ENLT 376         American Literature 1865-1945  3:00-4:15 MW                            STAFF

3 credits

(Fulfills American Literature requirement for ENLT or double major)

ENLT 411                          Chaucer                                           10:00-10:50 MWF     Rosalind Clark

3 credits

(Fulfills a Sophia LO1: Humanities/Literature, GenEd requirement and the pre-1700 British Literature requirement for the ENLT major/minor and the double major in English)

We will read Chaucer's poetry, focusing on the Canterbury Tales, Toilus and Criseyde, and the Dream Visions.  Topics discussed in class will include some background in Middle English Language, Chaucer's sources, courtly love and marriage, chivalry, religious issues, allegory, the roles of women and medieval literary genres used by Chaucer.  We will read Chaucer aloud sometimes and memorize a passage.

 

Students who have taken Medieval Literature, ENLT 390 may also take Chaucer.  There is some overlap, but the material will be studied in greater depth in Chaucer.


ENLT 414 - Shakespeare and Power of Art - 1:00-1:50 MWF - Chris Cobb - 3 credits

(Fulfills the Shakespeare requirement for the ENLT and ENWR majors and ENLT minors)

This course covers a representative selection of eight or nine of Shakespeare's plays, drawn from all parts of his career as a playwright and all genres in which he wrote.  It explores Shakespeare's interest in the power of art to change life.  Art is often conceived of as mere entertainment, and amusing and temporary escape from reality.  Others argue that if art does not offer escape from reality, then it must instead reflect that reality.  Shakespeare's plays neither explore the possibility that art is to merely escape nor limited to reflection of reality but instead an active agent in the creation and transformation of the nature of individuals and societies.  If this is so, then art may be on the one hand the greatest mode for human achievement, while on the other hand it may be a source of deadly devices that turn human beings away from what is natural to them, making them monstrous and placing their souls in peril of damnation.  We will consider how Shakespeare examines from many angles the question of the powers and dangers of art.  Our three required theater trips for the course to see productions by the Notre Dame Shakespeare festival, the actors from the London Stage and the Chicago Shakespeare theater.  Student work will include regular short assignments, two formal essays, three short exams, and an optional performance project.

ENLT 495         Sr Lit Seminar: Contemporary Voices In Literature       6:00-8:30 M           

Ann-Marie Alfonso-Forero                                                     3 credits

                                      (Fulfills ENLT major requirement)

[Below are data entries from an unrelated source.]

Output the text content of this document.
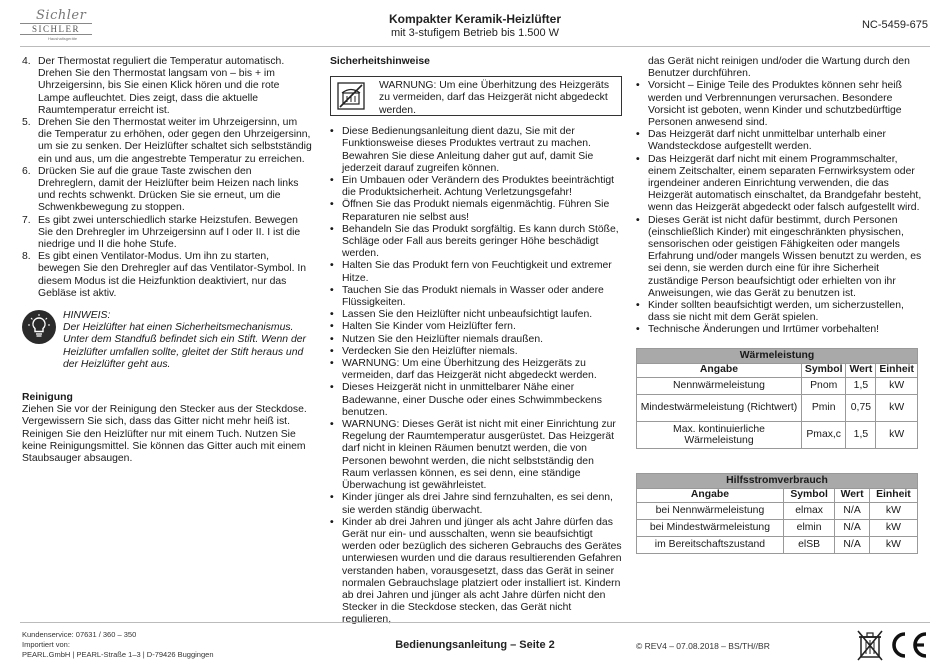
Sichler
SICHLER
Haushaltsgeräte
Kompakter Keramik-Heizlüfter
mit 3-stufigem Betrieb bis 1.500 W
NC-5459-675
4. Der Thermostat reguliert die Temperatur automatisch. Drehen Sie den Thermostat langsam von – bis + im Uhrzeigersinn, bis Sie einen Klick hören und die rote Lampe aufleuchtet. Dies zeigt, dass die aktuelle Raumtemperatur erreicht ist.
5. Drehen Sie den Thermostat weiter im Uhrzeigersinn, um die Temperatur zu erhöhen, oder gegen den Uhrzeigersinn, um sie zu senken. Der Heizlüfter schaltet sich selbstständig ein und aus, um die angestrebte Temperatur zu erreichen.
6. Drücken Sie auf die graue Taste zwischen den Drehreglern, damit der Heizlüfter beim Heizen nach links und rechts schwenkt. Drücken Sie sie erneut, um die Schwenkbewegung zu stoppen.
7. Es gibt zwei unterschiedlich starke Heizstufen. Bewegen Sie den Drehregler im Uhrzeigersinn auf I oder II. I ist die niedrige und II die hohe Stufe.
8. Es gibt einen Ventilator-Modus. Um ihn zu starten, bewegen Sie den Drehregler auf das Ventilator-Symbol. In diesem Modus ist die Heizfunktion deaktiviert, nur das Gebläse ist aktiv.
HINWEIS:
Der Heizlüfter hat einen Sicherheitsmechanismus. Unter dem Standfuß befindet sich ein Stift. Wenn der Heizlüfter umfallen sollte, gleitet der Stift heraus und der Heizlüfter geht aus.
Reinigung
Ziehen Sie vor der Reinigung den Stecker aus der Steckdose. Vergewissern Sie sich, dass das Gitter nicht mehr heiß ist. Reinigen Sie den Heizlüfter nur mit einem Tuch. Nutzen Sie keine Reinigungsmittel. Sie können das Gitter auch mit einem Staubsauger absaugen.
Sicherheitshinweise
WARNUNG: Um eine Überhitzung des Heizgeräts zu vermeiden, darf das Heizgerät nicht abgedeckt werden.
• Diese Bedienungsanleitung dient dazu, Sie mit der Funktionsweise dieses Produktes vertraut zu machen. Bewahren Sie diese Anleitung daher gut auf, damit Sie jederzeit darauf zugreifen können.
• Ein Umbauen oder Verändern des Produktes beeinträchtigt die Produktsicherheit. Achtung Verletzungsgefahr!
• Öffnen Sie das Produkt niemals eigenmächtig. Führen Sie Reparaturen nie selbst aus!
• Behandeln Sie das Produkt sorgfältig. Es kann durch Stöße, Schläge oder Fall aus bereits geringer Höhe beschädigt werden.
• Halten Sie das Produkt fern von Feuchtigkeit und extremer Hitze.
• Tauchen Sie das Produkt niemals in Wasser oder andere Flüssigkeiten.
• Lassen Sie den Heizlüfter nicht unbeaufsichtigt laufen.
• Halten Sie Kinder vom Heizlüfter fern.
• Nutzen Sie den Heizlüfter niemals draußen.
• Verdecken Sie den Heizlüfter niemals.
• WARNUNG: Um eine Überhitzung des Heizgeräts zu vermeiden, darf das Heizgerät nicht abgedeckt werden.
• Dieses Heizgerät nicht in unmittelbarer Nähe einer Badewanne, einer Dusche oder eines Schwimmbeckens benutzen.
• WARNUNG: Dieses Gerät ist nicht mit einer Einrichtung zur Regelung der Raumtemperatur ausgerüstet. Das Heizgerät darf nicht in kleinen Räumen benutzt werden, die von Personen bewohnt werden, die nicht selbstständig den Raum verlassen können, es sei denn, eine ständige Überwachung ist gewährleistet.
• Kinder jünger als drei Jahre sind fernzuhalten, es sei denn, sie werden ständig überwacht.
• Kinder ab drei Jahren und jünger als acht Jahre dürfen das Gerät nur ein- und ausschalten, wenn sie beaufsichtigt werden oder bezüglich des sicheren Gebrauchs des Gerätes unterwiesen wurden und die daraus resultierenden Gefahren verstanden haben, vorausgesetzt, dass das Gerät in seiner normalen Gebrauchslage platziert oder installiert ist. Kindern ab drei Jahren und jünger als acht Jahre dürfen nicht den Stecker in die Steckdose stecken, das Gerät nicht regulieren,
das Gerät nicht reinigen und/oder die Wartung durch den Benutzer durchführen.
• Vorsicht – Einige Teile des Produktes können sehr heiß werden und Verbrennungen verursachen. Besondere Vorsicht ist geboten, wenn Kinder und schutzbedürftige Personen anwesend sind.
• Das Heizgerät darf nicht unmittelbar unterhalb einer Wandsteckdose aufgestellt werden.
• Das Heizgerät darf nicht mit einem Programmschalter, einem Zeitschalter, einem separaten Fernwirksystem oder irgendeiner anderen Einrichtung verwenden, die das Heizgerät automatisch einschaltet, da Brandgefahr besteht, wenn das Heizgerät abgedeckt oder falsch aufgestellt wird.
• Dieses Gerät ist nicht dafür bestimmt, durch Personen (einschließlich Kinder) mit eingeschränkten physischen, sensorischen oder geistigen Fähigkeiten oder mangels Erfahrung und/oder mangels Wissen benutzt zu werden, es sei denn, sie werden durch eine für ihre Sicherheit zuständige Person beaufsichtigt oder erhielten von ihr Anweisungen, wie das Gerät zu benutzen ist.
• Kinder sollten beaufsichtigt werden, um sicherzustellen, dass sie nicht mit dem Gerät spielen.
• Technische Änderungen und Irrtümer vorbehalten!
Wärmeleistung			
Angabe	Symbol	Wert	Einheit
Nennwärmeleistung	Pnom	1,5	kW
Mindestwärmeleistung (Richtwert)	Pmin	0,75	kW
Max. kontinuierliche Wärmeleistung	Pmax,c	1,5	kW
Hilfsstromverbrauch			
Angabe	Symbol	Wert	Einheit
bei Nennwärmeleistung	elmax	N/A	kW
bei Mindestwärmeleistung	elmin	N/A	kW
im Bereitschaftszustand	elSB	N/A	kW
Kundenservice: 07631 / 360 – 350
Importiert von:
PEARL.GmbH | PEARL-Straße 1–3 | D-79426 Buggingen
Bedienungsanleitung – Seite 2	© REV4 – 07.08.2018 – BS/TH//BR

Contemporary Voices in Literature:  Zadie Smith, Mohsin Hamid, and Chimamanda Ngozi Adichie.  Students will read novels, short stories, and essays by these writers in addition to literary criticism and other secondary sources.  Course requirements will include active participation in seminar discussions, discussion leadership, an annotated bibliography project, and a 15-20 page final paper.


ENLT 497 - Independent Study - 1-3 credits - Each instructor is assigned a section

To do an independent study, you must arrange it with the appropriate professor and submit your proposal to the department Chair.

ENGLISH WRITING COURSES

ENWR 311 - Introduction to Creative Writing - 3:00-4:15 TR - Joseph Cardinale

3 credits

(Fulfills requirement for ENWR major and minor and the double major)

In this coure we're going to study and practice the art of imaginative writing.  The course will focus on three distinct and linked genres:  short stories, plays, and poems.  In addition to reading and discussing the work of a selection of celebrated poets and playwrights and storytellers, we will also read, review, and constructively critique one another's work.  In the process, we'll practice approaching fiction and poetry from a craft-based perspective, focusing on the specific decisions that each writer makes and the effects that these decisions create in the theater of the reader's imagination.  Each student will carefully write and lovingly revise one short play, one short story, and a short seuence of poems, as well as a few informal writing exercises.

 

ENWR 313 - Journalism - 2:00-3:15 MW - Susan Baxter  -  3 credits

(Elective for ENWR majors and minors)

This course is a study of basic journalism principles.  The student will be called upon to apply these principles by producing clear, objective, balanced new copy, utilizing techniques for gathering information, editing, copy editing and feature writing.  Work for converged newsrooms will be stressed.  Also covered will be public relations, marketing, radio, and television, as well as newspaper layout and publication.  Students will become stronger writers, but will also become more discriminating consumers of Journalism.

ENWR 315                Literary  Nonfiction                     3:30-4:45                   Dionne Bremyer 

3 credits

(Satisfies choice of ENWR 317 or 319 for the ENWR major/minor, and SDM)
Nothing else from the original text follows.